La scaletta pesca in modo
omogeneo da tutto il repertorio della band, con un occhio di riguardo per gli
ultimi full-lenght, "The Quantum Enigma" e "The Holographic Principle". Su
questo ultimo aspetto, però, non posso fornire una descrizione esageratamente
dettagliata, visto che non sono un profondo conoscitore del repertorio dei
Nostri e comunque l'alcool in corpo non mi rende certo un falco in grado di
cogliere gran parte delle sfumature (ammesso che ve ne siano in una proposta
così massimalista ed infarcita di orchestrazioni). Posso tuttavia
tranquillizzare i fan degli Epica non
presenti, garantendo loro che stasera sarebbero rimasti pienamente
soddisfatti: sul palco si muovono con sicurezza e disinvoltura veri
professionisti, ed i suoni puliti valorizzano la loro proposta, che tuttavia,
nella mia incompetenza, percepisco come assai omogenea. Per questo mi vedo
costretto a concentrarmi su dettagli secondari, come i sorrisoni dispensati dai membri della band e i loro siparietti.
Vero mattatore della serata si rivelerà il tastierista Coen Janssen, le cui scorribande per la pedana al "primo
piano" saranno a dir poco spettacolari, senza contare le sue incursioni al
"pianoterra" imbracciando una pittoresca tastiera a tracolla (c'è
solo da domandarsi se abbia suonato effettivamente o se sia stata tutta scena,
con le basi preregistrate a parargli il culo).
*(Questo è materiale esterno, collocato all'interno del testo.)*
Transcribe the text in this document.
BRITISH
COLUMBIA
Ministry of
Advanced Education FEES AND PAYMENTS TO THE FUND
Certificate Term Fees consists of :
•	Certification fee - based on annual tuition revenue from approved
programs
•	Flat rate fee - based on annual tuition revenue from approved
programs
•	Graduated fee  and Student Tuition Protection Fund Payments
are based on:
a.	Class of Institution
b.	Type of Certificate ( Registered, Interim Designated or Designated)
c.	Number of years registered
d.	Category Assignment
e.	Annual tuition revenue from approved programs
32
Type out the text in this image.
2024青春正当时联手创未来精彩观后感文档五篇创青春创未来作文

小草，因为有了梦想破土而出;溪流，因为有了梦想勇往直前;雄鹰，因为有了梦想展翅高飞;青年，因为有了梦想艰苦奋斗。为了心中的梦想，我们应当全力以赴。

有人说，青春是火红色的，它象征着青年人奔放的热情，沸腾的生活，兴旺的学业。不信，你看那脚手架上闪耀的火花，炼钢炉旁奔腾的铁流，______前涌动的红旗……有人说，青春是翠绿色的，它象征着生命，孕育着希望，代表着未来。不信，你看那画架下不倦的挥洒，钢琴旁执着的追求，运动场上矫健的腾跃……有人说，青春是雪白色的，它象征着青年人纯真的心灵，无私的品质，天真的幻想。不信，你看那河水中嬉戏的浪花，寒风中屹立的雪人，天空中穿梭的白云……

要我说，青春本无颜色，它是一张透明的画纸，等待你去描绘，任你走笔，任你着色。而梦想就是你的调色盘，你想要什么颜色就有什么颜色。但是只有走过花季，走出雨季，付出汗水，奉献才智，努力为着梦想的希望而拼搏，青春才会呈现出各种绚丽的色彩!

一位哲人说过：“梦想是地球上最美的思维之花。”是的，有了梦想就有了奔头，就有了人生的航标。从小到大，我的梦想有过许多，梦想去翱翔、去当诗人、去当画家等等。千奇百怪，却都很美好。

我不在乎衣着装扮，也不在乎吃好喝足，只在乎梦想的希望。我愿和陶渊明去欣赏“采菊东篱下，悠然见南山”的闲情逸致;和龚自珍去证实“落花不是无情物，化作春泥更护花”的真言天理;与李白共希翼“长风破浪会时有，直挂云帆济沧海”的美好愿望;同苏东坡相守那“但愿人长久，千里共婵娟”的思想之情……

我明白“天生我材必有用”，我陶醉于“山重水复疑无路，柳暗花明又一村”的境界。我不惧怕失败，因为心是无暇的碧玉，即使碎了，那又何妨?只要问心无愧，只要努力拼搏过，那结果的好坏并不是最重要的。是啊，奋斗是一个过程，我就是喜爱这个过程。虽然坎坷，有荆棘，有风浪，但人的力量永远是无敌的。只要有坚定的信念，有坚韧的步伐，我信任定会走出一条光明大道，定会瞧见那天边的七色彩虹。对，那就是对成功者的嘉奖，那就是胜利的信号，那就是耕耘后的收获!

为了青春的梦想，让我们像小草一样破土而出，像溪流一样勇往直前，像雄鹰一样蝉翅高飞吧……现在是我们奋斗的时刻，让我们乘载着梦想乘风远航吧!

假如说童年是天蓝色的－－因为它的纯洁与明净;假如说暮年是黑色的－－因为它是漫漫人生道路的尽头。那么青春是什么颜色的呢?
Più in generale si percepisce
un grande scambio fra band e pubblico, e se anche a tratti mi è parso di trovarmi
in un ritrovo di boyscout, come
faccio io ad elevarmi su un piedistallo e giudicare quelle adorabili ragazze
dai capelli verdi che, con gli occhi lucidi dalle emozioni, cantano i testi a
memoria? "Forever and ever"
è il tormentone che più mi rimane impresso, ma non sarà solo il ritornello dell’hit "Cry for the Moon" a fondere le voci degli spettatori a quella
di Simone.
In particolare i bis
scateneranno il putiferio con una "Beyond
the Matrix" che vede il pubblico intero a saltare e battere le mani
all'unisono. Potrei dire che tutto questo mi suona troppo coreografato per
essere un impeto spontaneo ed improvvisato, e sarei pronto a scommettere che se
andassi a guardare un DVD della band, o qualche video su YouTube, mi imbatterei
nella identica scena, ma - ripeto - chi sono io - vecchio, ubriaco, fan di Burzum e del True Norvegian Black Metal - per giudicare questa gioiosa
espressione di sentimenti positivi?
Non mancherà nemmeno il pogo: ad
un certo punto si aprirà una voragine fra la calca per dare modo ai più
esaltati di spintonarsi in un groviglio umanoide di discrete dimensioni: certo,
di fronte a queste scene puerili Hanneman
si sarà di sicuro rivoltato nella tomba, perché, anche in questo momenti, sulla
violenza e l'odio ha prevalso il sorriso (ed in fondo il tutto si è consumato
nell'arco di trenta secondi…).
Ma chi sono io per giudicare?
Innanzi alla magniloquenza di "Consign
to Oblivion" bisognerebbe solo stare zitti: tutto accade in questo
brano, o meglio, tutto accade in ogni suo minuto. E quando, dopo una assai
lunga assenza, ricompare sul palco Simone per agganciarsi con angelici
vocalizzi e chiudere in bellezza il concerto, capisco che tutto è perfetto così
com’è, che tutto è dove deve essere. E che gli Epica si strameritano il posto
d'onore che hanno in quel metal trasversale che piace a tutti, belli e brutti.
Bravi!
P. S: Se solo per un momento
posso discostarmi da questo coro di consensi, mi permetto di affermare che
questi growl buttati qua e là un po'
da chiunque, ora da un chitarrista, ora dall’altro, poi dal batterista e nel
finale persino dal tastierista, suonano come un oltraggio al metal estremo:
quello vero, dove il growl non era
uno sfizio per inasprire un vassoio di meringhe, ma una responsabilità da
portare avanti con sacrificio. Rendiamo dunque onore (ancora una volta) al
grande Chuck Schuldiner che, sillaba
dopo sillaba, behold dopo beware, nei suoi Death si è sgolato fino all'esaurimento nervoso, tanto che alla
fine si è dovuto concedere, per sfinimento, al metal classico dei Control Denied e cercare un cantante
che lo sostituisse...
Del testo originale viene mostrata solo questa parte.